Neurobiology of Disease
Cl−Transporter Expression May Contribute to Schizophrenia
Yukitaka Morita, Joseph H. Callicott, Lauren R. Testa, Michelle I. Mighdoll, Dwight Dickinson, et al.
(see pages 4929–4940)
Weakened inhibition of cortical pyramidal neurons, particularly in the dorsolateral prefrontal cortex (DLPFC), is thought to underlie some symptoms of schizophrenia. The deficit likely arises partly from reduced synthesis of GABA in interneurons, but reduced IPSPs might also play a role. The postsynaptic effect of GABA depends on the Cl− equilibrium potential, which is determined by the relative expression of two Cl− transporters, NKCC1, which imports Cl−, and KCC2, which exports Cl−. The NKCC1:KCC2 ratio decreases during development, causing GABA's effect to change from depolarizing to hyperpolarizing.

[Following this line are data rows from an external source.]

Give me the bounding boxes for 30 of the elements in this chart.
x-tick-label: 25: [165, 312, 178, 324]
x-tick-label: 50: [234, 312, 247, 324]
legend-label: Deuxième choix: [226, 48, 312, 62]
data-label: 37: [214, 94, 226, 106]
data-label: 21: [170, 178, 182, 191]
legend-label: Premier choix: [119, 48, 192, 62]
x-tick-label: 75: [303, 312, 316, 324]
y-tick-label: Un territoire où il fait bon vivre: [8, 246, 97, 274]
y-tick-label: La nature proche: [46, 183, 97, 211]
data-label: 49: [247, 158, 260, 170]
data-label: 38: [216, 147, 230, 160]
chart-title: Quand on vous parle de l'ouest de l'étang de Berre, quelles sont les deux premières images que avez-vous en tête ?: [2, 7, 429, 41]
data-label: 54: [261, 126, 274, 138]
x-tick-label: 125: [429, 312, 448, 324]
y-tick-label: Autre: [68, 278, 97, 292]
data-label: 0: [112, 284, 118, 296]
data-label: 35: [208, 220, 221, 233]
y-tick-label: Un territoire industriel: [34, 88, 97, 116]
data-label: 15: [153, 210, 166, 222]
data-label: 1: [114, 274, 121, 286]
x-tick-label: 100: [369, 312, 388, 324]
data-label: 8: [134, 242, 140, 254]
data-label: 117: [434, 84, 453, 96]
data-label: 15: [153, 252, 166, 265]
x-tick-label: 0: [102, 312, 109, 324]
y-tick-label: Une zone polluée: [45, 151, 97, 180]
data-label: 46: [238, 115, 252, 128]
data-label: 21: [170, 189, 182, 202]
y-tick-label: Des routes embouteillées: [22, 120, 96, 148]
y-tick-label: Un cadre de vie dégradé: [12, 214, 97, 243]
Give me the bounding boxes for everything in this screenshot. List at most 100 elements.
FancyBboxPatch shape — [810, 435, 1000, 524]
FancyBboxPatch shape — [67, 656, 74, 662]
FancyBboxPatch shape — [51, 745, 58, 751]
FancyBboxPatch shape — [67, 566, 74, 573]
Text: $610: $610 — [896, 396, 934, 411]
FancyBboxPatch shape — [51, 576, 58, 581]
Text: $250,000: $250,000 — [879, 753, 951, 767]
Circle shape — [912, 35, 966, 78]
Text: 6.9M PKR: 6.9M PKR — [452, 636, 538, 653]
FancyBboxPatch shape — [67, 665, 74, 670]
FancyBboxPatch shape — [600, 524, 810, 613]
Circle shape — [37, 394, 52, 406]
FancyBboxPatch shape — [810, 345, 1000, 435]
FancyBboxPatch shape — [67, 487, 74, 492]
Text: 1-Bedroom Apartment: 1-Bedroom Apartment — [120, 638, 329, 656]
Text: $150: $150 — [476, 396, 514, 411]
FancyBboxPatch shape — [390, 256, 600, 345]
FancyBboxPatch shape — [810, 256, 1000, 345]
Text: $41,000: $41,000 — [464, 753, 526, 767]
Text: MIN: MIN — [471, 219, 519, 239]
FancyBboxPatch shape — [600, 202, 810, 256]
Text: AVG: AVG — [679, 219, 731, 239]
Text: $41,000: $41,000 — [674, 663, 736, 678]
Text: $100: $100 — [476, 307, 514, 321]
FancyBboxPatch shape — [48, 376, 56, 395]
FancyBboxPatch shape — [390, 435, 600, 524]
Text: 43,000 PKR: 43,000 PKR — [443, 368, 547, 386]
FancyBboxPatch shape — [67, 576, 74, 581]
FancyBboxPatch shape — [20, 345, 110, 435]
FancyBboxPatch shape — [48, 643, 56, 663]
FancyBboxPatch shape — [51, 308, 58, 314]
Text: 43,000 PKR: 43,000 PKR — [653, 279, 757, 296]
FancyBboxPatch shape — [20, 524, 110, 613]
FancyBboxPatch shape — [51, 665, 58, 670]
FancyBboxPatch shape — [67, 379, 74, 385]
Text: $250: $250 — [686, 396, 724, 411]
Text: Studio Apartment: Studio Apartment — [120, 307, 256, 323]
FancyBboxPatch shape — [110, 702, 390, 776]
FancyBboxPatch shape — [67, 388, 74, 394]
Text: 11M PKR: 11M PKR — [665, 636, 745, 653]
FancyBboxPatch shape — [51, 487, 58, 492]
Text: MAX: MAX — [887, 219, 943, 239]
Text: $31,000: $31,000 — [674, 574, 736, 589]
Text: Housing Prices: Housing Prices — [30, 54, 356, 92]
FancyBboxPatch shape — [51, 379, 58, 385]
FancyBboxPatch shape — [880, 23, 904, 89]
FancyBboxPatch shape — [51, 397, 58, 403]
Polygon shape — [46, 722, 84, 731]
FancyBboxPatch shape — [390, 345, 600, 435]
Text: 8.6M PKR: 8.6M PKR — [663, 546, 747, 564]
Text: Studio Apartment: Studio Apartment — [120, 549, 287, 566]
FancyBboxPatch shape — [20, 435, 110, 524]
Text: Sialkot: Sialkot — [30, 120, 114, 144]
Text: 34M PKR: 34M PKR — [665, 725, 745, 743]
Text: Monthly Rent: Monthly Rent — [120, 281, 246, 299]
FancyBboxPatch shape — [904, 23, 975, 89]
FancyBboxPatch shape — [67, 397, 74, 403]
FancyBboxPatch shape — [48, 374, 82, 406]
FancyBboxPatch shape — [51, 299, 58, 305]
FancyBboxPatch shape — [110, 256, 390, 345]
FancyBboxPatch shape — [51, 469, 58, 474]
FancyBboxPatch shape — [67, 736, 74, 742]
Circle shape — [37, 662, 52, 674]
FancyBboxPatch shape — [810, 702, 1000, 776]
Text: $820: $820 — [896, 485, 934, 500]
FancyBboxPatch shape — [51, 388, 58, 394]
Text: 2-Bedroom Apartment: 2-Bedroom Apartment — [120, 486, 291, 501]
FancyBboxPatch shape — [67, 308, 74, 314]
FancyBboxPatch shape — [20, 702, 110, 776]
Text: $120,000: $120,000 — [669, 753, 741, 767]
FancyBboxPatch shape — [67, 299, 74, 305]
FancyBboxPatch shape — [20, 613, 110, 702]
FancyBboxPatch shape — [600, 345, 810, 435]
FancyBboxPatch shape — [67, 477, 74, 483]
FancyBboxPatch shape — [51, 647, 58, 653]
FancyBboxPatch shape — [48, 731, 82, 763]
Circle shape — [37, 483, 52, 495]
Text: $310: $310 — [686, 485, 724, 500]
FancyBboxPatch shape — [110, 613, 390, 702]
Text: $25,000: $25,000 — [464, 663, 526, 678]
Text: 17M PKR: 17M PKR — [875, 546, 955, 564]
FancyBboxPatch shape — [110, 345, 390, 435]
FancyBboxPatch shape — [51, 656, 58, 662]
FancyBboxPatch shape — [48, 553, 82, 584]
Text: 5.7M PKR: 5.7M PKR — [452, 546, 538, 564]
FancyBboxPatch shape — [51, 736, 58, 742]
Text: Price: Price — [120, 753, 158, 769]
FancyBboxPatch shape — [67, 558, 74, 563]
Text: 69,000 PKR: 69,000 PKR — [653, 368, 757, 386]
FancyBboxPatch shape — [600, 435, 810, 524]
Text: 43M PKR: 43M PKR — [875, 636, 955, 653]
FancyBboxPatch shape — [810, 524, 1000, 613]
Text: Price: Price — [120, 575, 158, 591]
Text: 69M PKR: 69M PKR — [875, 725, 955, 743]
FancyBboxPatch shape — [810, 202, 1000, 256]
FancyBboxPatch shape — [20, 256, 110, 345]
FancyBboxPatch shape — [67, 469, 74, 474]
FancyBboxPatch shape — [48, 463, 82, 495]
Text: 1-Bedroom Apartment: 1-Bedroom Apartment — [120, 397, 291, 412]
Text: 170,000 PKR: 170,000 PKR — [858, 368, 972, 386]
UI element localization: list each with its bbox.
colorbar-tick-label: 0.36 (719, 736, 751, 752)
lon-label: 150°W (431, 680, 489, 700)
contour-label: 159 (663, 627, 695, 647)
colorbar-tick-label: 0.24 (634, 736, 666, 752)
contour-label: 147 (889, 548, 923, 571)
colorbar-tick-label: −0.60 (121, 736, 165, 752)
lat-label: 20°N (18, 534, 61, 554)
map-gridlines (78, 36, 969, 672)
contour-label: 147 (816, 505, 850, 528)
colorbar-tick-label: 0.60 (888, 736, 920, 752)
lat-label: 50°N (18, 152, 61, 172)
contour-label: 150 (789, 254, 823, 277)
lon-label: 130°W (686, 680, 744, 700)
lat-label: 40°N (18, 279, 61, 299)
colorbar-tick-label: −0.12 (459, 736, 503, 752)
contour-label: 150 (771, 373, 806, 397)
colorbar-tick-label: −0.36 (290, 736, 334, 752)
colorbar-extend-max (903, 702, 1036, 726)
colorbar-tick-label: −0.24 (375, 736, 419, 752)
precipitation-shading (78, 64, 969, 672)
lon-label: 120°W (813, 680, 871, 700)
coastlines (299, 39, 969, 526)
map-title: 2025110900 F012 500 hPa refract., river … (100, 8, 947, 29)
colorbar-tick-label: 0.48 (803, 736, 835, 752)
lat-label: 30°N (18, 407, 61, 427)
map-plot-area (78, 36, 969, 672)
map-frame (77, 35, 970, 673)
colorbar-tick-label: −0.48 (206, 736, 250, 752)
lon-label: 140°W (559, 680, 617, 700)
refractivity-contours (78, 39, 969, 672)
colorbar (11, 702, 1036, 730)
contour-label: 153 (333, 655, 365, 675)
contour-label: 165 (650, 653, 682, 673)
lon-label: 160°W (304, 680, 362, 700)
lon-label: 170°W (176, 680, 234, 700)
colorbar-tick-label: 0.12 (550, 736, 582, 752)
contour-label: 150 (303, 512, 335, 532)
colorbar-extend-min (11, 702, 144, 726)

Morita et al. asked whether abnormal expression of NKCC1 isoforms in adults might contribute to decreased cortical inhibition in schizophrenia. Studies in healthy humans identified four alternatively spliced NKCC1 transcripts that are commonly expressed in the brain. Expression of two of these transcripts was significantly reduced in DFPLC of schizophrenics. Furthermore, a single-nucleotide polymorphism in NKCC1 was associated with decreased expression of transcript NKCC1b in adult DFPLC and a slight increase in schizophrenia risk.